Assistance from the NHF takes the form of a fixed payment towards the price of drugs approved by the NHF, with the beneficiary required to pay the difference. The NHF list of 15 chronic diseases also include prostate cancer, glaucoma, arthritis, epilepsy, asthma and depression.
Meanwhile, kidney disease sufferers are left to fend for themselves though corporate and other donations with the monthly cost for dialysis running anywhere between $20,000 and $50,000, excluding medication.
In addition to the cost, there is also a lack of treatment facilities for renal failure.
The KPH and University Hospital in Kingston and Cornwall Regional in Montego Bay are the only public hospitals with dialysis units, and treatment at either costs approximately $5,500 per week.
The three public hospitals have the capacity to treat about 220 patients.

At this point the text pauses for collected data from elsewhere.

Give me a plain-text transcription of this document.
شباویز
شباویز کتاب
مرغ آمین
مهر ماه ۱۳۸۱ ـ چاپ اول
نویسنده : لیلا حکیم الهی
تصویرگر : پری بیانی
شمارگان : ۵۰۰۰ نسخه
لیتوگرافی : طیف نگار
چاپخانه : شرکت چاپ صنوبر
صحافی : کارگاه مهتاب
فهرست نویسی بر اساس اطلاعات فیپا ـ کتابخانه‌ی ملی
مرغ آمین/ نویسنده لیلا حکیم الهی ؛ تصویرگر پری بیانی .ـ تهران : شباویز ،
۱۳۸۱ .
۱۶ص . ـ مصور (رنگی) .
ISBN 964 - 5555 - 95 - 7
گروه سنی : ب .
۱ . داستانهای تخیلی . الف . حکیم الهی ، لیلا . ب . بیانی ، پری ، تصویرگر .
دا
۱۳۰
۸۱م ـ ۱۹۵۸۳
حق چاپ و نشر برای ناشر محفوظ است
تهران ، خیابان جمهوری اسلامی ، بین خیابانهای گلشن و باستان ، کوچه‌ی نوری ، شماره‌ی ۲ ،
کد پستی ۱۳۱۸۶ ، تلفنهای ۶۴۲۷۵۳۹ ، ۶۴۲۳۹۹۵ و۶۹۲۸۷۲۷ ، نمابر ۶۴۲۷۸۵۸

Another 100 patients may be accommodated in the seven private dialysis units – four in Kingston, another in Montego Bay and two in Mandeville, however, at a higher cost per treatment.
In total, the health sector can offer dialysis treatment to only about a third of the estimated 900 cases of kidney failure each year.
“We need to offer more in terms of dialysis and transplants to satisfy the emerging population, and the numbers are rising,” Watson Brown said in reference to the prevalence of Jamaicans diagnosed with kidney failure annually.
Against a background of the inadequate information and treatment of kidney disease in the island, Watson Brown called for a public education programme to sensitise people about renal disease and kidney transplants.
“We should ideally have a larger cadaver transplant pool, but the public is not educated about it. It would have to be government policy driving it,” she said.
Watson Brown added that unless there was public education, cultural beliefs and fears about donating a kidney would continue to work against creating an organ pool.
“We don’t have that many donors, and that is directly related to education, she said, emphasing that “one can live a normal life with one kidney”.